Parce que combat il y a, et c’est ce que rappelle la deuxième partie de la prière invitatoire : « Les yeux fixés sur Jésus-Christ, entrons dans le combat de Dieu ». Remarquons que ce combat dans lequel nous sommes appelés à entrer n’est pas d’abord le nôtre, mais celui de Dieu. Et quel est donc ce « combat de Dieu » ? C’est le combat qu’il mène pour notre salut, pour que nous succombions à son amour et non pas aux mensonges et aux illusions de celui qui veut nous perdre, de l’Adversaire, de celui qui n’a d’autre but que de nous entraîner dans sa propre chute. Ce combat est aussi « le combat de Dieu » parce que le Père y a impliqué, directement et puissamment, son propre Fils. Devenu homme par amour pour nous, il a pleinement vécu notre condition humaine, dans ses joies, dans ses peines, dans ses luttes contre les tentations du péché et de la mort. Il n’a pas fait semblant d’être tenté, mais il a réellement traversé la tentation sans succomber au péché, par amour de nous, pour nous montrer que la résistance et la victoire sont possibles, pour nous ouvrir le chemin du salut, pour nous offrir la réconciliation avec son Père et notre Père.

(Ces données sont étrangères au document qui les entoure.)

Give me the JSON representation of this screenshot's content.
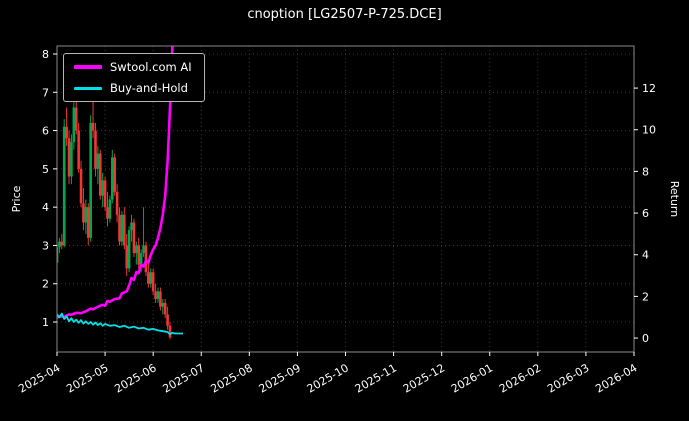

Oui, le Seigneur, le Christ, Jésus, a réellement été tenté. Et dans le Christ, nous enseigne saint Augustin, « c’est toi qui étais tenté, parce que le Christ tenait de toi sa chair, pour te donner le salut ; tenait de toi la mort, pour te donner la vie ; tenait de toi les outrages, pour te donner les honneurs ; donc il tenait de toi la tentation, pour te donner la victoire. » Le Christ a été tenté afin de t’enseigner, à toi qui est soumis à la tentation, comment on remporte la victoire. Et c’est là le point décisif. S’il est important de garder à l’esprit que le Christ a été tenté, il est plus important encore de nous souvenir qu’il a remporté la victoire, et cela bien que le démon ait épuisé à son encontre « toutes les formes de tentation ». En résistant au démon, le Christ à réellement donner, mais en espérance, la victoire à son Église, à son corps, à chacun de nous, à cette unité que nous sommes parce qu’il nous a rendu « capables de devenir enfants de Dieu ».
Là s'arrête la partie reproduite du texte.